Zhang Xiaofan no lo creía en absoluto.
El rostro de Zhou Zimei podría ser normal, pero su figura excepcional era innegable, junto con su piel clara.
Este tipo de mujer era la fantasía de muchos hombres caseros.
Además, Zhou Zimei todavía era virgen, aunque, por supuesto, Zhang Xiaofan no lo sabía.
—Está bien, si ya tienes novia, entonces no debería masajearte —dijo Zhou Zimei.
—Hermana Zi Mei, en realidad, no pasa nada, puedes seguir con el masaje —dijo Zhang Xiaofan, percibiendo la incomodidad de Zhou Zimei.
—Ya tienes novia, si ella supiera que te estoy masajeando ahí, sería un gran problema.
—No pasa nada, es solo un masaje.
—Además, ella sabe que soy médico —dijo Zhang Xiaofan.
—Je, de acuerdo, entonces seguiré con tu masaje —dijo Zhou Zimei con una risa.
Parecía que estaba genuinamente feliz.
…
Diez minutos después.
Zhang Xiaofan estaba tan relajado por el masaje que casi se queda dormido.
Al terminar, Zhou Zimei salió sin decir una palabra por alguna razón.
Zhang Xiaofan esperó unos minutos, pero Zhou Zimei no regresó.
Así que él también salió de la habitación.
—¡Hermana Zi Mei!
—llamó Zhang Xiaofan.
Después de llamarla varias veces sin obtener respuesta,
ella salió del baño, después de haberse aseado.
Y allí estaba Zhang Xiaofan, no muy lejos de la puerta.

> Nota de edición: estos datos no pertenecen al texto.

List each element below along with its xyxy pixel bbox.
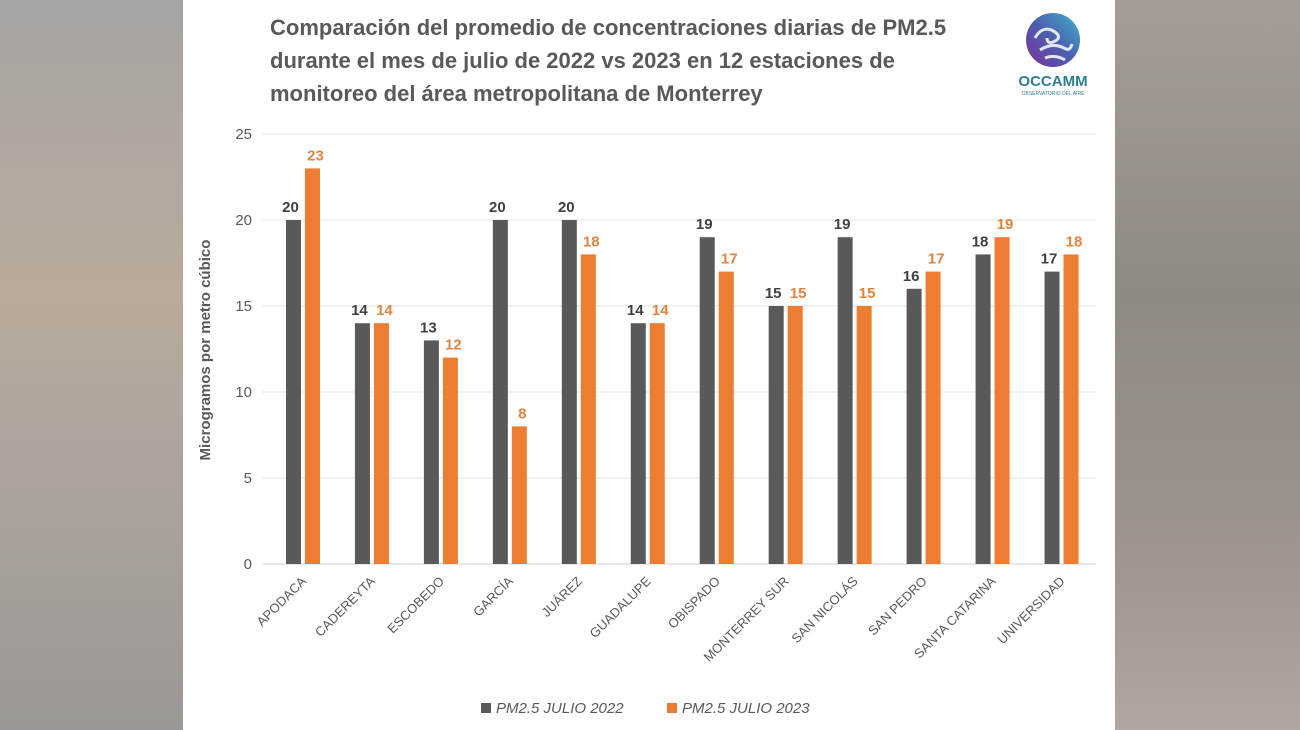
legend-label-2022: PM2.5 JULIO 2022	[496, 700, 624, 717]
data-label-2023: 12	[445, 337, 462, 354]
bar-2023	[856, 306, 872, 564]
x-tick-label: SAN PEDRO	[865, 574, 930, 639]
x-tick-label: OBISPADO	[665, 574, 723, 632]
chart-panel	[183, 0, 1115, 730]
data-label-2023: 14	[376, 302, 393, 319]
data-label-2023: 19	[997, 216, 1014, 233]
data-label-2022: 14	[627, 302, 644, 319]
bar-2022	[630, 323, 646, 564]
chart-title-line-3: monitoreo del área metropolitana de Mont…	[270, 81, 763, 106]
legend-swatch-2022	[481, 703, 491, 713]
y-tick-label: 20	[235, 212, 252, 229]
logo-subtitle: OBSERVATORIO DEL AIRE	[1022, 91, 1085, 97]
data-label-2023: 8	[518, 405, 526, 422]
bar-2022	[699, 237, 715, 564]
bar-2022	[561, 220, 577, 564]
x-tick-label: SAN NICOLÁS	[788, 573, 861, 646]
x-tick-label: UNIVERSIDAD	[994, 574, 1067, 647]
data-label-2022: 19	[696, 216, 713, 233]
logo-circle-icon	[1026, 13, 1080, 67]
y-tick-label: 10	[235, 384, 252, 401]
bar-2023	[925, 271, 941, 564]
bar-2023	[787, 306, 803, 564]
bar-2023	[373, 323, 389, 564]
data-label-2023: 23	[307, 147, 324, 164]
chart-title-line-2: durante el mes de julio de 2022 vs 2023 …	[270, 48, 895, 73]
bar-2022	[492, 220, 508, 564]
x-tick-label: CADEREYTA	[312, 573, 378, 639]
bar-2023	[304, 168, 320, 564]
data-label-2022: 14	[351, 302, 368, 319]
bar-2022	[1044, 271, 1060, 564]
bar-2022	[285, 220, 301, 564]
bar-2022	[768, 306, 784, 564]
data-label-2023: 17	[928, 251, 945, 268]
logo-wave-icon	[1033, 27, 1074, 62]
data-label-2023: 17	[721, 251, 738, 268]
data-label-2022: 15	[765, 285, 782, 302]
y-tick-label: 25	[235, 126, 252, 143]
y-tick-label: 5	[244, 470, 252, 487]
legend-label-2023: PM2.5 JULIO 2023	[682, 700, 810, 717]
data-label-2023: 18	[1066, 233, 1083, 250]
bar-2023	[511, 426, 527, 564]
bar-2022	[975, 254, 991, 564]
data-label-2022: 13	[420, 319, 437, 336]
bar-2023	[580, 254, 596, 564]
bar-2023	[1063, 254, 1079, 564]
data-label-2022: 18	[972, 233, 989, 250]
data-label-2022: 19	[834, 216, 851, 233]
x-tick-label: JUÁREZ	[539, 573, 585, 619]
bar-2023	[442, 357, 458, 564]
data-label-2022: 17	[1041, 251, 1058, 268]
data-label-2023: 14	[652, 302, 669, 319]
legend: PM2.5 JULIO 2022 PM2.5 JULIO 2023	[481, 700, 810, 717]
bar-2023	[994, 237, 1010, 564]
legend-swatch-2023	[667, 703, 677, 713]
logo-text: OCCAMM	[1018, 73, 1087, 90]
bar-2022	[837, 237, 853, 564]
background-right	[1115, 0, 1300, 730]
x-tick-label: GARCÍA	[470, 573, 516, 619]
data-label-2022: 16	[903, 268, 920, 285]
bar-2022	[423, 340, 439, 564]
data-label-2023: 18	[583, 233, 600, 250]
data-label-2023: 15	[859, 285, 876, 302]
y-axis-label: Microgramos por metro cúbico	[197, 240, 214, 461]
data-label-2022: 20	[282, 199, 299, 216]
x-tick-label: APODACA	[254, 573, 310, 629]
chart-title-line-1: Comparación del promedio de concentracio…	[270, 15, 946, 40]
bar-2022	[354, 323, 370, 564]
y-tick-label: 15	[235, 298, 252, 315]
occamm-logo: OCCAMM OBSERVATORIO DEL AIRE	[1018, 13, 1088, 97]
data-label-2022: 20	[489, 199, 506, 216]
data-label-2022: 20	[558, 199, 575, 216]
x-tick-label: GUADALUPE	[587, 573, 655, 641]
background-left	[0, 0, 183, 730]
x-tick-label: ESCOBEDO	[384, 574, 447, 637]
bar-2023	[649, 323, 665, 564]
y-tick-label: 0	[244, 556, 252, 573]
data-label-2023: 15	[790, 285, 807, 302]
bar-2023	[718, 271, 734, 564]
bar-2022	[906, 288, 922, 564]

Cuando Zhou Zimei vio a Zhang Xiaofan, supo que él entendía lo que ella había estado haciendo dentro.
—Xiaofan, te he hecho ver un lado vergonzoso de mí —admitió Zhou Zimei; ya le había mencionado antes a Zhang Xiaofan que Qian Feng era insatisfactorio en ciertos aspectos.
—Xiaofan, no pude evitarlo; después de todo, soy una mujer normal —dijo ella, y ahora que Zhang Xiaofan ya lo sabía, no tenía nada que ocultar.
Y Zhang Xiaofan comprendía y empatizaba con Zhou Zimei.